Rudolf Hess' corpse: Is it wrong to dig up dead Nazis?

Leaders of the town where Hitler's deputy was buried got fed up with his neo-Nazi worshipers, and took drastic action

Rudolf Hess's grave
(Image credit: REUTERS/Michaela Rehle)

This week, the tiny Bavarian town of Wunseidel unearthed the remains of Rudolf Hess, Adolf Hitler's deputy, to discourage neo-Nazis from making pilgrimages to his grave. The bones were exhumed under cover of darkness, and cremated. The ashes were secretly scattered at sea. Neo-Nazis see Hess, who died in prison in 1987 at age 93, as a martyr, and hundreds, sometimes thousands, of them converged on Wunseidel each year around the anniversary of his death. Was this the right way to tackle the problem?

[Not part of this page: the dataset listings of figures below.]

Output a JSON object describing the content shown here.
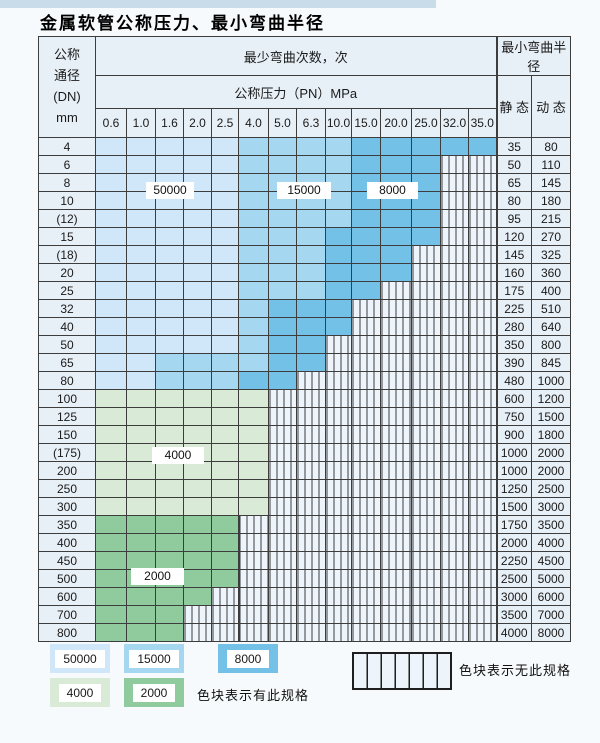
{
  "title": "金属软管公称压力、最小弯曲半径",
  "table": {
    "corner_lines": [
      "公称",
      "通径",
      "(DN)",
      "mm"
    ],
    "bend_cycles_header": "最少弯曲次数，次",
    "pressure_header": "公称压力（PN）MPa",
    "radius_header": "最小弯曲半径",
    "static_label": "静 态",
    "dynamic_label": "动 态",
    "pressures": [
      "0.6",
      "1.0",
      "1.6",
      "2.0",
      "2.5",
      "4.0",
      "5.0",
      "6.3",
      "10.0",
      "15.0",
      "20.0",
      "25.0",
      "32.0",
      "35.0"
    ],
    "cycle_codes": {
      "A": "50000",
      "B": "15000",
      "C": "8000",
      "D": "4000",
      "E": "2000",
      "X": "无此规格"
    },
    "rows": [
      {
        "dn": "4",
        "pattern": "AAAAABBBBCCCCC",
        "static": "35",
        "dynamic": "80"
      },
      {
        "dn": "6",
        "pattern": "AAAAABBBBCCCXX",
        "static": "50",
        "dynamic": "110"
      },
      {
        "dn": "8",
        "pattern": "AAAAABBBBCCCXX",
        "static": "65",
        "dynamic": "145"
      },
      {
        "dn": "10",
        "pattern": "AAAAABBBBCCCXX",
        "static": "80",
        "dynamic": "180"
      },
      {
        "dn": "(12)",
        "pattern": "AAAAABBBBCCCXX",
        "static": "95",
        "dynamic": "215"
      },
      {
        "dn": "15",
        "pattern": "AAAAABBBCCCCXX",
        "static": "120",
        "dynamic": "270"
      },
      {
        "dn": "(18)",
        "pattern": "AAAAABBBCCCXXX",
        "static": "145",
        "dynamic": "325"
      },
      {
        "dn": "20",
        "pattern": "AAAAABBBCCCXXX",
        "static": "160",
        "dynamic": "360"
      },
      {
        "dn": "25",
        "pattern": "AAAAABBBCCXXXX",
        "static": "175",
        "dynamic": "400"
      },
      {
        "dn": "32",
        "pattern": "AAAAABCCCXXXXX",
        "static": "225",
        "dynamic": "510"
      },
      {
        "dn": "40",
        "pattern": "AAAAABCCCXXXXX",
        "static": "280",
        "dynamic": "640"
      },
      {
        "dn": "50",
        "pattern": "AAAAABCCXXXXXX",
        "static": "350",
        "dynamic": "800"
      },
      {
        "dn": "65",
        "pattern": "AABBBBCCXXXXXX",
        "static": "390",
        "dynamic": "845"
      },
      {
        "dn": "80",
        "pattern": "AABBBCCXXXXXXX",
        "static": "480",
        "dynamic": "1000"
      },
      {
        "dn": "100",
        "pattern": "DDDDDDXXXXXXXX",
        "static": "600",
        "dynamic": "1200"
      },
      {
        "dn": "125",
        "pattern": "DDDDDDXXXXXXXX",
        "static": "750",
        "dynamic": "1500"
      },
      {
        "dn": "150",
        "pattern": "DDDDDDXXXXXXXX",
        "static": "900",
        "dynamic": "1800"
      },
      {
        "dn": "(175)",
        "pattern": "DDDDDDXXXXXXXX",
        "static": "1000",
        "dynamic": "2000"
      },
      {
        "dn": "200",
        "pattern": "DDDDDDXXXXXXXX",
        "static": "1000",
        "dynamic": "2000"
      },
      {
        "dn": "250",
        "pattern": "DDDDDDXXXXXXXX",
        "static": "1250",
        "dynamic": "2500"
      },
      {
        "dn": "300",
        "pattern": "DDDDDDXXXXXXXX",
        "static": "1500",
        "dynamic": "3000"
      },
      {
        "dn": "350",
        "pattern": "EEEEEXXXXXXXXX",
        "static": "1750",
        "dynamic": "3500"
      },
      {
        "dn": "400",
        "pattern": "EEEEEXXXXXXXXX",
        "static": "2000",
        "dynamic": "4000"
      },
      {
        "dn": "450",
        "pattern": "EEEEEXXXXXXXXX",
        "static": "2250",
        "dynamic": "4500"
      },
      {
        "dn": "500",
        "pattern": "EEEEEXXXXXXXXX",
        "static": "2500",
        "dynamic": "5000"
      },
      {
        "dn": "600",
        "pattern": "EEEEXXXXXXXXXX",
        "static": "3000",
        "dynamic": "6000"
      },
      {
        "dn": "700",
        "pattern": "EEEXXXXXXXXXXX",
        "static": "3500",
        "dynamic": "7000"
      },
      {
        "dn": "800",
        "pattern": "EEEXXXXXXXXXXX",
        "static": "4000",
        "dynamic": "8000"
      }
    ]
  },
  "overlay_labels": [
    {
      "id": "ov-50000",
      "label": "50000"
    },
    {
      "id": "ov-15000",
      "label": "15000"
    },
    {
      "id": "ov-8000",
      "label": "8000"
    },
    {
      "id": "ov-4000",
      "label": "4000"
    },
    {
      "id": "ov-2000",
      "label": "2000"
    }
  ],
  "legend": {
    "items": [
      {
        "code": "A",
        "label": "50000"
      },
      {
        "code": "B",
        "label": "15000"
      },
      {
        "code": "C",
        "label": "8000"
      },
      {
        "code": "D",
        "label": "4000"
      },
      {
        "code": "E",
        "label": "2000"
      }
    ],
    "has_spec_text": "色块表示有此规格",
    "no_spec_text": "色块表示无此规格"
  },
  "colors": {
    "c50000": "#cfe7f8",
    "c15000": "#a6d7f0",
    "c8000": "#74c1e7",
    "c4000": "#d9ead6",
    "c2000": "#90cb9d",
    "hatch_bg": "#eef4fb",
    "header_bg": "#e8f0f7"
  }
}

Yes. It eliminates a neo-Nazi shrine: The "grave had become a magnet for neo-Nazis," says Moe Lane at his blog, "and nobody wants those guys around." This is precisely why we threw Osama bin Laden's corpse into the Indian Ocean. Now, instead of all gathering at one spot, Hess' goose-stepping fans and bin Laden's "jihadi-wannabees" will flock to several different places and fight over whose shrine is best — "hopefully, with live ammo."